The Monk in the Garden: The Lost and Found Genius of Gregor Mendel, the Father of Genetics
de Robin Marantz Henig

critiqué par Oburoni, le 27 novembre 2011
(Waltham Cross - 41 ans)


La note:  étoiles
Un moine, des petits pois et la naissance de la génétique
Gregor Mendel est l'un de ces inconnus célèbres de la science. Moine Augustin, l'homme était aussi un passionné de botanique dont les expériences sur des petits pois jetèrent les fondations de ce qui est devenu la génétique, "une révolution non seulement de la pensée biologique mais aussi de la pensée tout court".

Robin Marantz Henig, journaliste et auteur scientifique nous livre ici une biographie du sieur, sympathique et teinté d'humour, replaçant surtout le fameux moine dans le contexte de toute une époque, démarche importante pour comprendre les mythes forgés autour de sa personne et de ses découvertes.

Inconnu ? Ignoré ? Foutaises ! Gregor Mendel non seulement avait lu "L'Origine des Espèces" de Darwin (publié 6 ans avant qu'il ne rende ses propres travaux publics) mais, surtout, il avait envoyé une copie de ses recherches à une quarantaine de savants, dont Darwin lui-même ! Pourquoi, dès lors, faudra-t-il attendre les années 1930-40 et la théorie synthétique pour enfin voir les lois de Mendel associées à l'évolution par sélection naturelle ? Il semblerait que le pauvre Mendel, loin d’être un parfait inconnu perdu au fin fond d'un monastère dont le monde se contrecarre fut en fait victime de deux problèmes, assez idiots mais majeurs.

D'abord, s'il mit le doigt sur un mécanisme crucial pour comprendre l'hérédité il eut le plus grand mal à l'expliquer avec les moyens qu'il possédait. Comment voulez-vous qu'en 1865, sans la moindre idée de ce qu'est ne serait-ce qu'un chromosome il explique pourquoi génotype et phénotype -deux notions qui restent elles-mêmes a définir !- sont différents bien que liés ?!
Ensuite parce que cette difficulté à vraiment expliquer ce qu'il découvre, même s'il en a une vague compréhension qui témoigne de son incroyable perspicacité, rendit son hypothèse difficile à imposer face à d'autres, de la pangenèse au préformationnisme, alors beaucoup plus en vogue et populaires.

Toutes les découvertes qui le suivront (et le vocabulaire qui les accompagnera) découleront en fait d'une querelle majeure dans les années 1900 entre gradualistes et saltationnistes. William Bateson par exemple, saltationniste acharné sera de ceux qui s'accapareront Mendel, mort en 1884, lui conférant ainsi ce statut presque culte de génie oublié encore répandu aujourd'hui.

Si cette histoire chahutée de la naissance de la génétique ravira les passionnés de biologie, il serait pourtant simpliste de réduire ce livre uniquement à de la science.

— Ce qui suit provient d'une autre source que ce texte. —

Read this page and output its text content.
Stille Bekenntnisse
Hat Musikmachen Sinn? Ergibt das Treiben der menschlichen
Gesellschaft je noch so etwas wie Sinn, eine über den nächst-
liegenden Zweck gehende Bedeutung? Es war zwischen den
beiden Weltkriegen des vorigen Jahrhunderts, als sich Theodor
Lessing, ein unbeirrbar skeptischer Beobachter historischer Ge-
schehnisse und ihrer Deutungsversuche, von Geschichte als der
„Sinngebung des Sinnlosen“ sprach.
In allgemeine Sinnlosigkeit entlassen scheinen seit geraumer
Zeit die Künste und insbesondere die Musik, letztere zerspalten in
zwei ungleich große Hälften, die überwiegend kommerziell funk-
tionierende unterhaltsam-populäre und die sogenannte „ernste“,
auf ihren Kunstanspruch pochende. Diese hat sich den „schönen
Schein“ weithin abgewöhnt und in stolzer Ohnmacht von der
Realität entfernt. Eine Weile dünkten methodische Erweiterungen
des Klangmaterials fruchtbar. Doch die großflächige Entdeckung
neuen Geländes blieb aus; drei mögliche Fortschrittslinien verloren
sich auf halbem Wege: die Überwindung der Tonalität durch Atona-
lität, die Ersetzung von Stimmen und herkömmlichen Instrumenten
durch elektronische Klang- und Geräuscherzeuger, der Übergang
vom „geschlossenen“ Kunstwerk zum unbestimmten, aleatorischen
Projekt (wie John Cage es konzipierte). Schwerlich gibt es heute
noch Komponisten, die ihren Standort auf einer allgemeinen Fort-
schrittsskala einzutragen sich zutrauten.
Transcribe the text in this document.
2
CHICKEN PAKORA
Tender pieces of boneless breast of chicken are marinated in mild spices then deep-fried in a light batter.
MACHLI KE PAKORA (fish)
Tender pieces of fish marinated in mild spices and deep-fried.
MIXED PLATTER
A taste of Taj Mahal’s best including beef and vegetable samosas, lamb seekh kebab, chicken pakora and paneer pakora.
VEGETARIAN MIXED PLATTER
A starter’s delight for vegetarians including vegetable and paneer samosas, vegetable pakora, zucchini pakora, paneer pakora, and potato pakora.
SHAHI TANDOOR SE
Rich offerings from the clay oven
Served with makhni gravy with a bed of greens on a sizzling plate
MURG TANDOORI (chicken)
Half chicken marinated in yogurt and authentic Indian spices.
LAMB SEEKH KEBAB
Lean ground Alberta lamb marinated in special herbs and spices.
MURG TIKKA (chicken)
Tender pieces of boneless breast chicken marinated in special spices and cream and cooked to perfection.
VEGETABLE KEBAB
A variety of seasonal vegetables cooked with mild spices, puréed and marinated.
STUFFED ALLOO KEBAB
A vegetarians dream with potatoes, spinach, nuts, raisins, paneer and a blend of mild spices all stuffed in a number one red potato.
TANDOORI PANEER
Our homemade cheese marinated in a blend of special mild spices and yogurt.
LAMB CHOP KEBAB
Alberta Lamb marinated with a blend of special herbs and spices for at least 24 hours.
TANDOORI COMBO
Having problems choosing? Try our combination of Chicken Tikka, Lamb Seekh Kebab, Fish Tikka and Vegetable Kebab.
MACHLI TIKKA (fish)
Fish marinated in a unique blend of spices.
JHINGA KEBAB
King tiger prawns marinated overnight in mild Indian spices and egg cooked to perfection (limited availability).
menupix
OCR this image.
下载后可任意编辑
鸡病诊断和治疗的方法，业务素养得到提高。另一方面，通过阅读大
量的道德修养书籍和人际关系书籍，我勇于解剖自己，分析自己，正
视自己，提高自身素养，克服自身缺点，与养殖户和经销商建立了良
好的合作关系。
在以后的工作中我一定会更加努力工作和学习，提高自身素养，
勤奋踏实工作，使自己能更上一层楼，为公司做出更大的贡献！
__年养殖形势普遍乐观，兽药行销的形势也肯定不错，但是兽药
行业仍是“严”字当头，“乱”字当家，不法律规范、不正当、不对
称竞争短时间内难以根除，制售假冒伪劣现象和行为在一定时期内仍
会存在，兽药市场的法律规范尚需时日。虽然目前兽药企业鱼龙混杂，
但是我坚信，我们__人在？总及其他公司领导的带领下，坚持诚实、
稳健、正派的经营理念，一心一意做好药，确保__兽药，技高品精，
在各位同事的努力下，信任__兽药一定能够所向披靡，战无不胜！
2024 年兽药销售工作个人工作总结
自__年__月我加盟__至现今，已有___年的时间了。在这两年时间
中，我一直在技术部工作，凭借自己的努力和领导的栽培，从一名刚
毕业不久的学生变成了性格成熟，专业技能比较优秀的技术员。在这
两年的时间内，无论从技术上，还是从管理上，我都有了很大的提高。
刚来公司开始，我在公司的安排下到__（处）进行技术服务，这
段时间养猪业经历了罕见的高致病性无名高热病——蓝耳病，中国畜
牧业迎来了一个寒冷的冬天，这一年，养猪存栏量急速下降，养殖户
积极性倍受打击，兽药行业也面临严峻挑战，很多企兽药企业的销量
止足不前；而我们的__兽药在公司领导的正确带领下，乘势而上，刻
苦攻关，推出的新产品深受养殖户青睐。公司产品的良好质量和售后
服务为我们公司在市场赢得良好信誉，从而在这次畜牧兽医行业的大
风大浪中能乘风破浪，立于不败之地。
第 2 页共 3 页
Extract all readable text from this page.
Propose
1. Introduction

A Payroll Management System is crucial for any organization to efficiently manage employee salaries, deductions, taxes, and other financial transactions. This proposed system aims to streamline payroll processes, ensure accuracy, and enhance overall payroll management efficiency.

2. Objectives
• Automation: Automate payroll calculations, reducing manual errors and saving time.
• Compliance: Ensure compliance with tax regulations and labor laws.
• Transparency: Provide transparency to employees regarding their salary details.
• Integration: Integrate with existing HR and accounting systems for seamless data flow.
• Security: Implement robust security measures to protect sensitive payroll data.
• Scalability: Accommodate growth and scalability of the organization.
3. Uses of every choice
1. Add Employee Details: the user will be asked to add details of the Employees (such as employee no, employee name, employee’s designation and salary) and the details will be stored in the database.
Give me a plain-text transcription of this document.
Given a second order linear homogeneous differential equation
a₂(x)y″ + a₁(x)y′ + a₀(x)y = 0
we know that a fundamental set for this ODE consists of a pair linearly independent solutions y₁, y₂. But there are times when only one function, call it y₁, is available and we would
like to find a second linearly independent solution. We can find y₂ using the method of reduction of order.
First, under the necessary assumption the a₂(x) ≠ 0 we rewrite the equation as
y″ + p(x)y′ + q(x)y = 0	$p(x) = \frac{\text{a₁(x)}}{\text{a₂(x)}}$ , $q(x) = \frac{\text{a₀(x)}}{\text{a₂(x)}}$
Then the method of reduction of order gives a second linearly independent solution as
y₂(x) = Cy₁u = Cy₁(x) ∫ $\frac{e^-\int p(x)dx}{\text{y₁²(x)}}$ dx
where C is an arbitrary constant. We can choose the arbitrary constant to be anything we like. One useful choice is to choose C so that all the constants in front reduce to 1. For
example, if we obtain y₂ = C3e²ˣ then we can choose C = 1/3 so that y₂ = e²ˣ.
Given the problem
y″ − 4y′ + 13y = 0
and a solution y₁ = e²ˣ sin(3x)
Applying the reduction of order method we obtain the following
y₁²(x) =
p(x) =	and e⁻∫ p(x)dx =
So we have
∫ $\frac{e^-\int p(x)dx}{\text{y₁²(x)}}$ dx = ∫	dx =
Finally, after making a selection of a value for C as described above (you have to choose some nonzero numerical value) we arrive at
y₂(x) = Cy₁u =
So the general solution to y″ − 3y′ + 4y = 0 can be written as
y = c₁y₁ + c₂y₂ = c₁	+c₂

Le tout reflète aussi une formidable histoire humaine qui n'est pas sans faire sourire.

Il y a en effet quelque chose de touchant à penser à cet excentrique, moine expérimentant d'abord avec des souris puis, devant les problèmes pratiques et l'indignation de son évêque, se plonger dans la culture de plusieurs centaines de milliers de petits pois qu'il croise et recroise sur plusieurs générations avec une obsession, un dévouement qui le tiendra occupé pendant près de 6 ans. Excusant jusqu’à ses failles, sa médiocrité diront certains (prêtre raté, professeur raté) Robin Marantz Henig délivre un sujet des tours d'ivoire où trop souvent on enferme la science pour lui donner un côté à la fois chaleureux et poignant.

Le tout est non seulement instructif, mais aussi humainement fascinant.

(A noter que "The monk in the garden" est une édition américaine. Edité dans d'autres pays il circule aussi sous le titre "A monk and two peas").